As an increasing proportion of documents disclosed in legal proceedings are electronic, the courts have followed the example of the Commercial Court by providing guidance on how parties should deal with disclosure of electronic documents in litigation. In summary:
- The definition of "document" in the Civil Procedure Rules is confirmed to include electronic documents.
- At an early stage in proceedings the parties are expected to discuss issues relating to searches for and the preservation of electronic documents.
- The appropriate scope of the search for e-documents will vary from case to case. It may be necessary for a search of all of party's electronic storage systems to be made, although keyword searches (agreed between the parties) may be appropriate where a full search would be unreasonable.
- A new disclosure statement has been drafted that requires parties to confirm that a search of electronic data has been carried out, identifying the media searched and any limitations of that search.
Further:
- The definition of "Document" includes metadata (additional information stored with an electronic document about its properties). The Commercial Court Guide provides that "in most cases metadata is unlikely to be relevant". No equivalent comment is made in the general guidance. It is a commonly held view amongst practitioners that metadata will only be relevant where the authenticity of the document is disputed and it is to be hoped that the courts will adopt this pragmatic view.

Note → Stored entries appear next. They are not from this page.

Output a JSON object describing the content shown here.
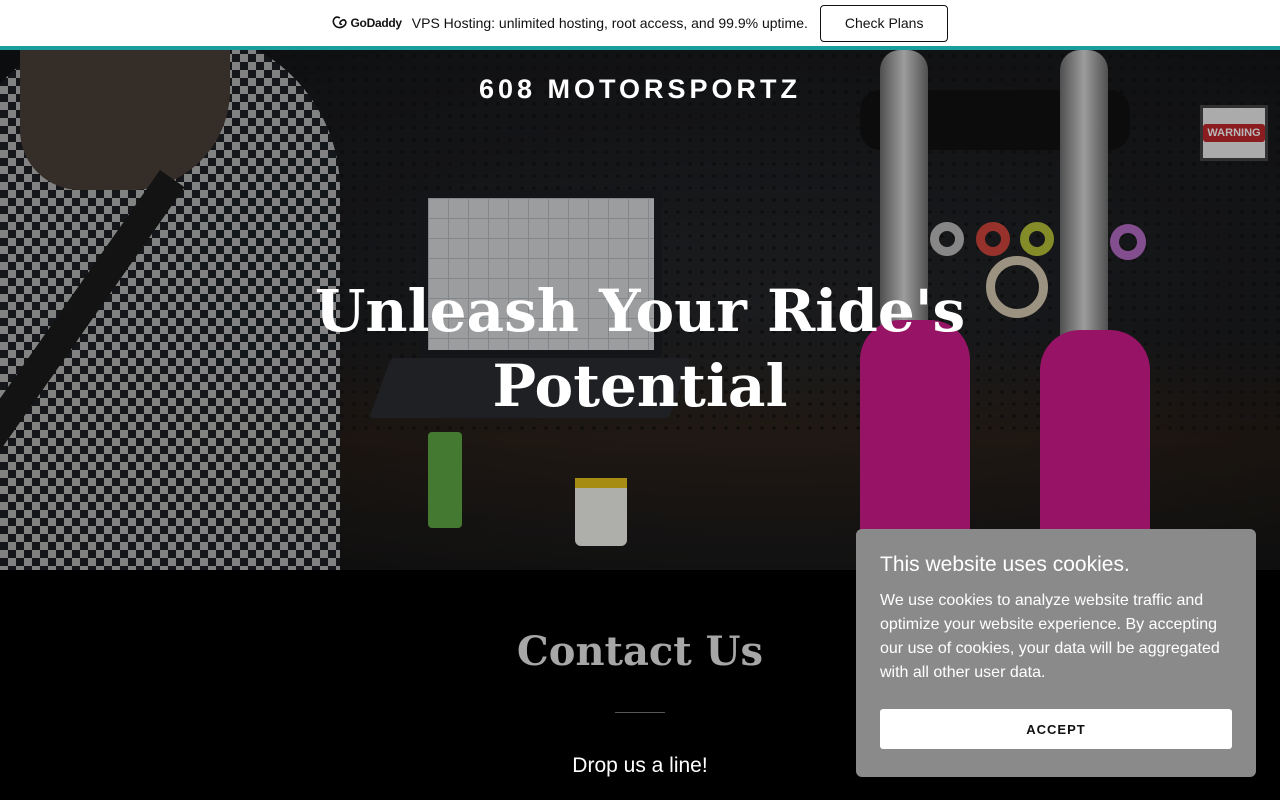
{
  "promo": {
    "logo_text": "GoDaddy",
    "text": "VPS Hosting: unlimited hosting, root access, and 99.9% uptime.",
    "button_label": "Check Plans",
    "accent_color": "#1a9e9c"
  },
  "hero": {
    "brand": "608 MOTORSPORTZ",
    "headline_line1": "Unleash Your Ride's",
    "headline_line2": "Potential",
    "warning_sign": "WARNING"
  },
  "contact": {
    "title": "Contact Us",
    "subtitle": "Drop us a line!"
  },
  "cookie": {
    "title": "This website uses cookies.",
    "body": "We use cookies to analyze website traffic and optimize your website experience. By accepting our use of cookies, your data will be aggregated with all other user data.",
    "accept_label": "ACCEPT"
  }
}
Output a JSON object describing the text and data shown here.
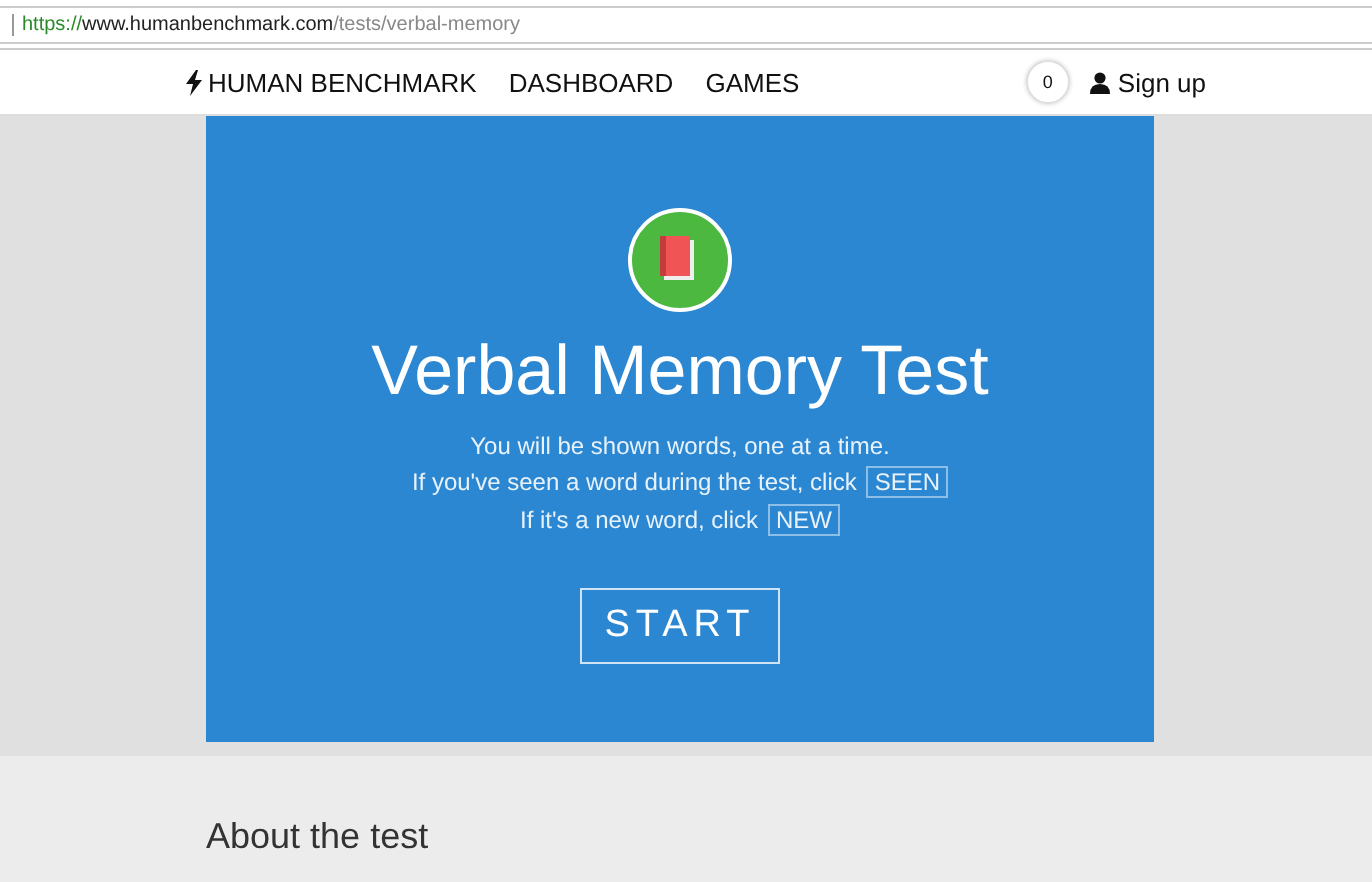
{
  "address_bar": {
    "scheme": "https://",
    "host": "www.humanbenchmark.com",
    "path": "/tests/verbal-memory"
  },
  "nav": {
    "brand": "HUMAN BENCHMARK",
    "links": [
      "DASHBOARD",
      "GAMES"
    ],
    "counter": "0",
    "signup": "Sign up"
  },
  "hero": {
    "title": "Verbal Memory Test",
    "lines": [
      {
        "text": "You will be shown words, one at a time."
      },
      {
        "text": "If you've seen a word during the test, click",
        "key": "SEEN"
      },
      {
        "text": "If it's a new word, click",
        "key": "NEW"
      }
    ],
    "button": "START"
  },
  "about": {
    "heading": "About the test"
  }
}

- The guidance envisages that parties may need to provide information about storage systems and document retention policies. Document management and retention policies are becoming increasingly important in litigation, as highlighted in a number of US and Australian cases and, in England and Wales, in Douglas v Hello! (2005).
- The new disclosure statement requires parties to state which media has been searched. Therefore, the parties in litigation will need to know the scope of their electronic storage systems and be prepared to justify decisions not to conduct certain searches.
What are the implications for you?
These changes confirm that disclosure of electronic documents is to be expected as a matter of course. This means thought needs to be given to the way in which such documents are stored, where they are stored and for how long they are retained under any document retention policy. Data held not only on central servers and PCs but also on PDAs, mobile phones and other electronic devices could be relevant and disclosable in litigation.
A party with established document management and retention policies, that include e-documents, is likely to find the e-disclosure process more manageable, potentially cheaper and, arguably, more limited than a party without such systems.
Careful consideration should be given to the extent to which information is disseminated within a company and the content of that information; the more relevant electronic information that exists, the greater will be the cost of retrieving that information.